Jacques Toubon et Geneviève Avenard mettent enfin en avant l’intérêt qu’ils portent à l’accompagnement à la parentalité. Dans sa recommandation n°3, la Défenseure des enfants se prononce pour une inscription dans la loi de la prohibition des châtiments corporels. Elle préconise également de « sensibiliser le public à une éducation bienveillante et positive ainsi qu’aux conséquences des violences de tous ordres sur les enfants ». Dans le rapport il est par ailleurs indiqué que « prendre en considération l’intérêt supérieur de l’enfant et répondre de manière adéquate à ses besoins ne constitue pas une évidence pour tous». « Certains parents, écrivent les auteurs, ont besoin d’être accompagnés et soutenus dans leur fonction parentale. C’est l’objectif même des dispositifs de soutien à la parentalité.» Il n’est pas précisé qui seraient ces parents qui auraient des besoins plus importants. Plus loin les auteurs évoquent « un frein à l’accès à ces structures ou dispositifs concernant les familles en situation de précarité ou de pauvreté. » « Celles-ci expriment se sentir parfois jugées par les professionnels auxquels elles sont confrontées et, dès lors, ne pas oser aller demander des conseils ou de l’aide. Les parents se sentent parfois dépossédés de leur rôle face aux préconisations qui leur sont faites quant à, par exemple, l’attitude à adopter face à leur enfant, les soins à prodiguer, les gestes à reproduire. Il convient dès lors de les accompagner dans leur parentalité dans une posture d’écoute et d’accompagnement et avec un esprit bienveillant, d’autant plus important que les enfants sont extrêmement sensibles à l’attitude des professionnels envers leurs parents. » D’où la recommandation 23 qui propose d’ « insister sur la formation des professionnels à l’interaction bienveillante et non prescriptrice avec les parents.»

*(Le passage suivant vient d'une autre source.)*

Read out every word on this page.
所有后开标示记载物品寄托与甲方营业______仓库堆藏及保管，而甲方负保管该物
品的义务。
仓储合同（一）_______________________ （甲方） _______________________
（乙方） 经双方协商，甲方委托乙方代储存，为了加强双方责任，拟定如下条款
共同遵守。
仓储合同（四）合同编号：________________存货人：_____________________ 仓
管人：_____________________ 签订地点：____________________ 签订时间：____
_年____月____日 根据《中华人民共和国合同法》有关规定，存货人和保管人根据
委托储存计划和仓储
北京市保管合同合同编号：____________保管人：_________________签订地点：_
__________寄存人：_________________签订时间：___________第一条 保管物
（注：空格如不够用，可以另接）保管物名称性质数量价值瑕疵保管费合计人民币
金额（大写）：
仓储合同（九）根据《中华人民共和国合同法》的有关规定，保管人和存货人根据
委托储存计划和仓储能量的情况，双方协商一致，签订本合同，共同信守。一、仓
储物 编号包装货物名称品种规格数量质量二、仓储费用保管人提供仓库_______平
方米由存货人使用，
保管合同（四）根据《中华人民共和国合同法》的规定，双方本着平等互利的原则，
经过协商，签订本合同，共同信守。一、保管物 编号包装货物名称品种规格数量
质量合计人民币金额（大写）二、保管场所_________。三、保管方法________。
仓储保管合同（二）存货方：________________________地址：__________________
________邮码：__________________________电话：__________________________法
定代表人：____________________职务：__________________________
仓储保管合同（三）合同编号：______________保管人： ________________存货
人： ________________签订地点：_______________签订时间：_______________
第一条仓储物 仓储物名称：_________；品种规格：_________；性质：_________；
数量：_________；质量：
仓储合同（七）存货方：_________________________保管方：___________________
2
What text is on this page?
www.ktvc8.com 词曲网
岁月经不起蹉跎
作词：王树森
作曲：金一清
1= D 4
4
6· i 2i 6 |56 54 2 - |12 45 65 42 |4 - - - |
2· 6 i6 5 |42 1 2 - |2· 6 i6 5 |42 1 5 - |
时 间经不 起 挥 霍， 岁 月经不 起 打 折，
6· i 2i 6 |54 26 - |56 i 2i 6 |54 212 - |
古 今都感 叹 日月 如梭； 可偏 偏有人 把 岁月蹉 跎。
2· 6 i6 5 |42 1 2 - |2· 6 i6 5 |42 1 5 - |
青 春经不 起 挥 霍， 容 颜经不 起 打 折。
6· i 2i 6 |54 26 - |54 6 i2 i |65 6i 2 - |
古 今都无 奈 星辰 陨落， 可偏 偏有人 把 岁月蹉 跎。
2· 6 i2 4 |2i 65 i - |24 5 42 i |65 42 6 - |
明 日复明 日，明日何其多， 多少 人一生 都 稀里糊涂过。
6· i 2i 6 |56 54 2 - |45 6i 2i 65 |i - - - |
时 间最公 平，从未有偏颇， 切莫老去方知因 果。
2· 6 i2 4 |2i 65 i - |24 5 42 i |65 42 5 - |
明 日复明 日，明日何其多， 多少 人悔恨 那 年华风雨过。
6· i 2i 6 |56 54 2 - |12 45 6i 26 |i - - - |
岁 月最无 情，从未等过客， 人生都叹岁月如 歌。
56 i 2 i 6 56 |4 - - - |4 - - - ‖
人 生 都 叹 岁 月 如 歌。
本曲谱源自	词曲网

En résumé, d’un côté il serait nécessaire de sensibiliser les familles à une éducation positive et bienveillante, en rappelant les effets délétères des violences éducatives, mais de l’autre il ne faudrait surtout pas être prescripteur. On retrouve dans ce document le fil conducteur de précédents travaux (par exemple le rapport de Sylviane Giampino sur l’accueil du jeune enfant) avec les mêmes éléments de langage : oui à l’universalité, à l’approche généraliste, à la diversité éducative, au relativisme, non aux discours normatifs, formatés, dogmatiques, prescriptifs. Mais comment sensibiliser sur l’éducation « bienveillante et positive », c’est à dire privilégier certaines pratiques à d’autres, sans être un minimum normatif ? Il s’agit là d’une injonction paradoxale qui rend les objectifs poursuivis parfois contradictoires. Et que signifie cette insistance sur la bienveillance avec les familles en situation de précarité ou de pauvreté ? Qu’elles ne pourraient pas entendre des messages de sensibilisation ? Nous l’avons écrit à plusieurs reprises : La frontière est très mince entre le refus de la prescription, la frilosité envers la guidance ou le conseil (parce qu’il faudrait d’abord et essentiellement valoriser des compétences innées ou parce qu’il ne faudrait pas stigmatiser), et la rétention d’information. Entre la bienveillance et la condescendance. La bienveillance et la non prescription semblent être devenues depuis quelques années l’alpha et l’omega du soutien à la parentalité. Mais ces deux concepts ne disent rien de la façon dont on peut concrètement transmettre des informations sur les besoins fondamentaux d’un enfant à des familles qui n’en ont, pour de multiples raisons, que de très vagues notions.